Scientific Contributions |
From the Departments of Pharmacology (H.E.S., F.Z., A.N., M.S., A.K., N.G.A.) and Pathology (A.E.), New York Medical College, Valhalla; Rockefeller University (M.S., A.K., N.G.A.), New York, NY; and Department of Pediatrics, Stanford University School of Medicine (X.N., P.D.), Calif.

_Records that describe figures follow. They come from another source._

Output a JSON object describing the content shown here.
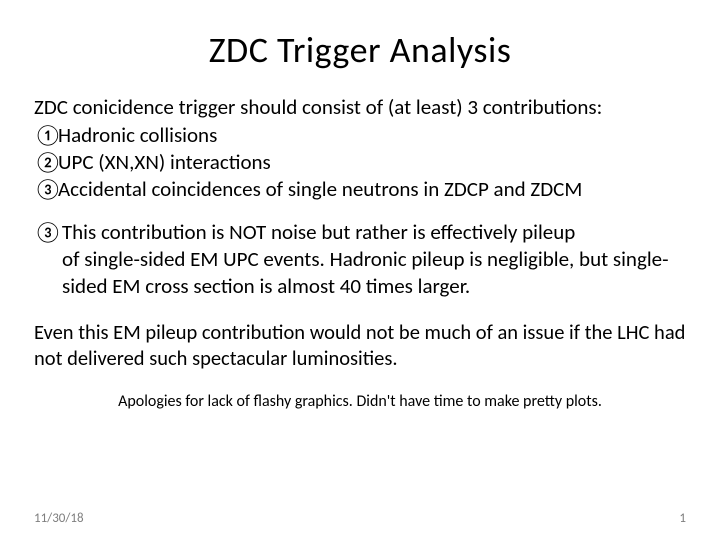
{
  "title": "ZDC Trigger Analysis",
  "intro": "ZDC conicidence trigger should consist of (at least) 3 contributions:",
  "items": [
    {
      "num": "①",
      "text": "Hadronic collisions"
    },
    {
      "num": "②",
      "text": "UPC (XN,XN) interactions"
    },
    {
      "num": "③",
      "text": "Accidental coincidences of single neutrons in ZDCP and ZDCM"
    }
  ],
  "para3_lead_num": "③",
  "para3_lead": "This contribution is NOT noise but rather is effectively pileup",
  "para3_rest": "of single-sided EM UPC events. Hadronic pileup is negligible, but single-sided EM cross section is almost 40 times larger.",
  "para4": "Even this EM pileup contribution would not be much of an issue if the LHC had not delivered such spectacular luminosities.",
  "apology": "Apologies for lack of flashy graphics. Didn't have time to make pretty plots.",
  "footer_date": "11/30/18",
  "footer_page": "1",
  "colors": {
    "background": "#ffffff",
    "text": "#000000",
    "footer": "#7f7f7f"
  },
  "typography": {
    "title_fontsize": 36,
    "body_fontsize": 21,
    "apology_fontsize": 16,
    "footer_fontsize": 13,
    "font_family": "Calibri"
  }
}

Correspondence to Professor Nader G. Abraham, Department of Pharmacology, New York Medical College, Valhalla, NY 10595. E-mail nader_abrham{at}nymc.edu
Abstract Heme oxygenase (HO) catalyzes the conversion of heme to biliverdin, with release of free iron and carbon monoxide. Both heme and carbon monoxide have been implicated in the regulation of vascular tone. A retroviral vector containing human HO-1 cDNA (LSN-HHO-1) was constructed and subjected to purification and concentration of the viral particles to achieve 5x109 to 1x1010 colony-forming units per milliliter. The ability of concentrated infectious viral particles to express human HO-1 (HHO-1) in vivo was tested. A single intracardiac injection of the concentrated infectious viral particles (expressing HHO-1) to 5-day-old spontaneously hypertensive rats resulted in functional expression of the HHO-1 gene and attenuation of the development of hypertension. Rats expressing HHO-1 showed a significant decrease in urinary excretion of a vasoconstrictor arachidonic acid metabolite and a reduction in myogenic responses to increased intraluminal pressure in isolated arterioles. Unexpectedly, HHO-1 chimeric rats showed a simultaneous significant proportionate increase in somatic growth. Thus, delivery of HHO-1 gene by retroviral vector attenuates the development of hypertension and promotes body growth in spontaneously hypertensive rats.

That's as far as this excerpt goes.